JOÃO JACQUES E A LIBERDADE
João Jacques Ferreira Lopes (1910 – 1999), jornalista, cronista, poeta e pintor, nasceu no dia 27 de janeiro de 1910, na cidade de Fortaleza. Seus pais foram, o maestro Henrique Jorge Ferreira Lopes e Júlia Magalhães Jorge. O político e jornalista Paulo Sarasate era seu irmão. Suas primeiras letras foram tomadas no Externato São Rafael, anexo ao Colégio da Imaculada Conceição e em seguida partiu para os conceituados Colégio Nogueira, Colégio São Luís, Liceu do Ceará e Seminário Arquidiocesano de Fortaleza. Participou em 1929 da criação do jornal modernista, de efêmera duração, “ Cipó de Fogo “. Durante anos brindou a todos com poéticas crônicas no Jornal O Povo, na capital cearense.

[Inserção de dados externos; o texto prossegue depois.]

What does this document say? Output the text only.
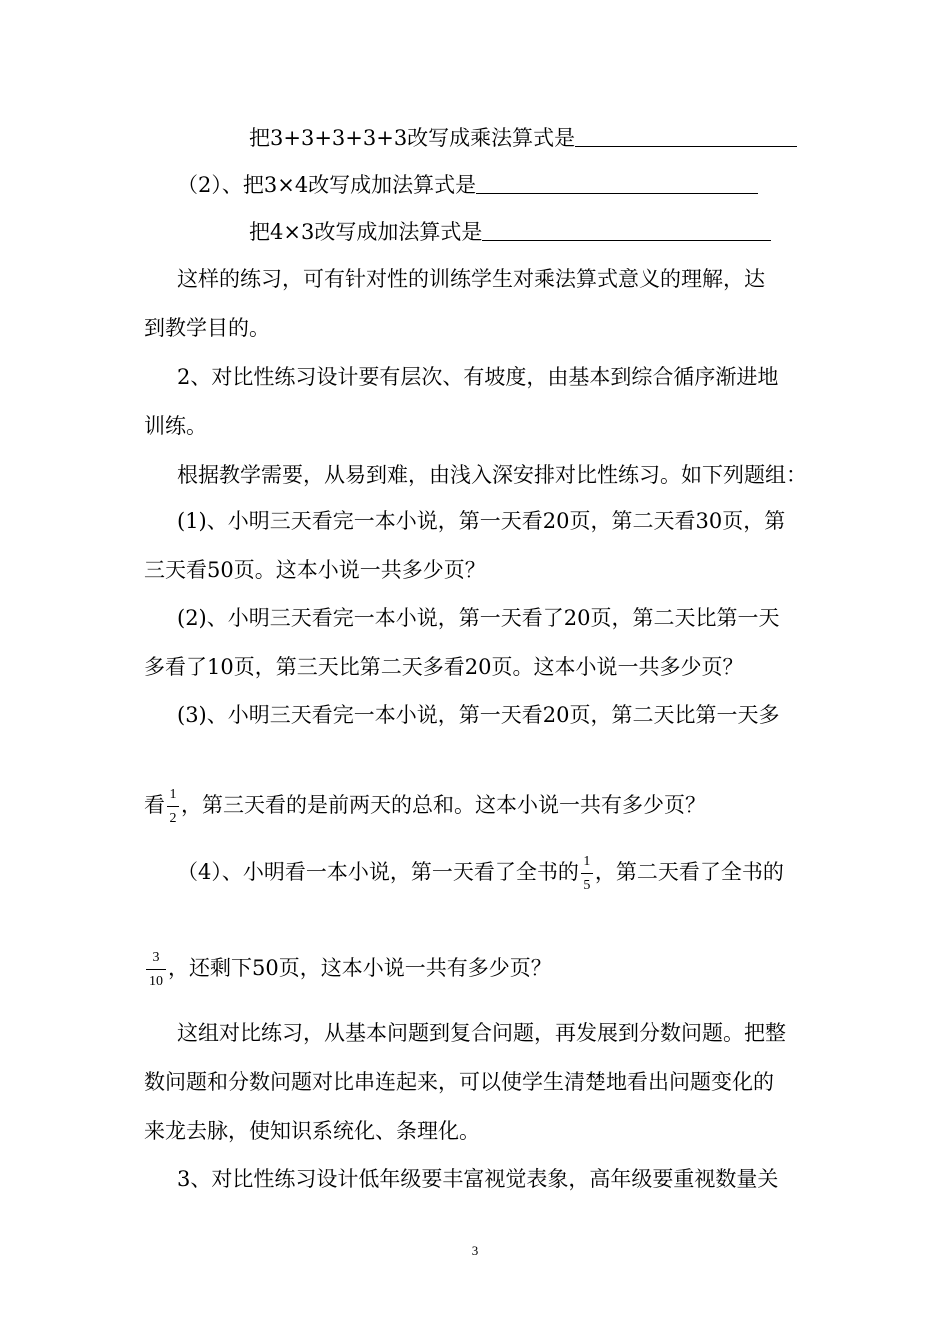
把3+3+3+3+3改写成乘法算式是
（2）、把3×4改写成加法算式是
把4×3改写成加法算式是
这样的练习，可有针对性的训练学生对乘法算式意义的理解，达
到教学目的。
2、对比性练习设计要有层次、有坡度，由基本到综合循序渐进地
训练。
根据教学需要，从易到难，由浅入深安排对比性练习。如下列题组：
(1)、小明三天看完一本小说，第一天看20页，第二天看30页，第
三天看50页。这本小说一共多少页？
(2)、小明三天看完一本小说，第一天看了20页，第二天比第一天
多看了10页，第三天比第二天多看20页。这本小说一共多少页？
(3)、小明三天看完一本小说，第一天看20页，第二天比第一天多
看 $\frac{1}{2}$ ，第三天看的是前两天的总和。这本小说一共有多少页？
（4）、小明看一本小说，第一天看了全书的 $\frac{1}{5}$ ，第二天看了全书的
$\frac{3}{10}$ ，还剩下50页，这本小说一共有多少页？
这组对比练习，从基本问题到复合问题，再发展到分数问题。把整
数问题和分数问题对比串连起来，可以使学生清楚地看出问题变化的
来龙去脉，使知识系统化、条理化。
3、对比性练习设计低年级要丰富视觉表象，高年级要重视数量关
3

Publicou: “ Aspectos Econômicos do Ceará (1954); “ Alma em Corpo oito “ (1964); “ A Grande Viagem “ (1966); “ Os Cardeiros Sangram “(1968) ; “ Uma Fantasia e Nove Histórias Reais “ (1969 ) ; “ A Prece do Menino Aflito “ (1971) ; “ A Canção do Tempo” ( 1978 ) ; “ Galeria de Honra “ ( 1986) ; “ Otacílio Azevedo “ (1992) . João Jacques pertenceu a Academia Cearense de Letras, onde ocupou a Cadeira de n° 28.
No Almanaque do Ceará em sua edição de 1949 aparece a poética crônica de João Jacques “ A Borboleta e a Liberdade “ escrita nos negros tempos da ditadura do “ Pai dos Pobres “ Getúlio Vargas. A temática segue atual para cutucar autocracias que enlameiam a nossa triste América Latina:
“ Há três dias ela vinha lutando inutilmente. Era um lindo exemplar de borboleta. Corpo curto e fino, asas grandes, antenas crespas e longas, olhos pulados, tintas fortes e bem distribuídas. Digna mesmo de um colecionador nipônico ...
Insinuou- se pelo meu quarto sem ser pressentida e lá ficou por muitas horas, obstinada em sair, inconformada na prisão, como um pensamento que penetra num cérebro e se torna ideia fixa, obsessão.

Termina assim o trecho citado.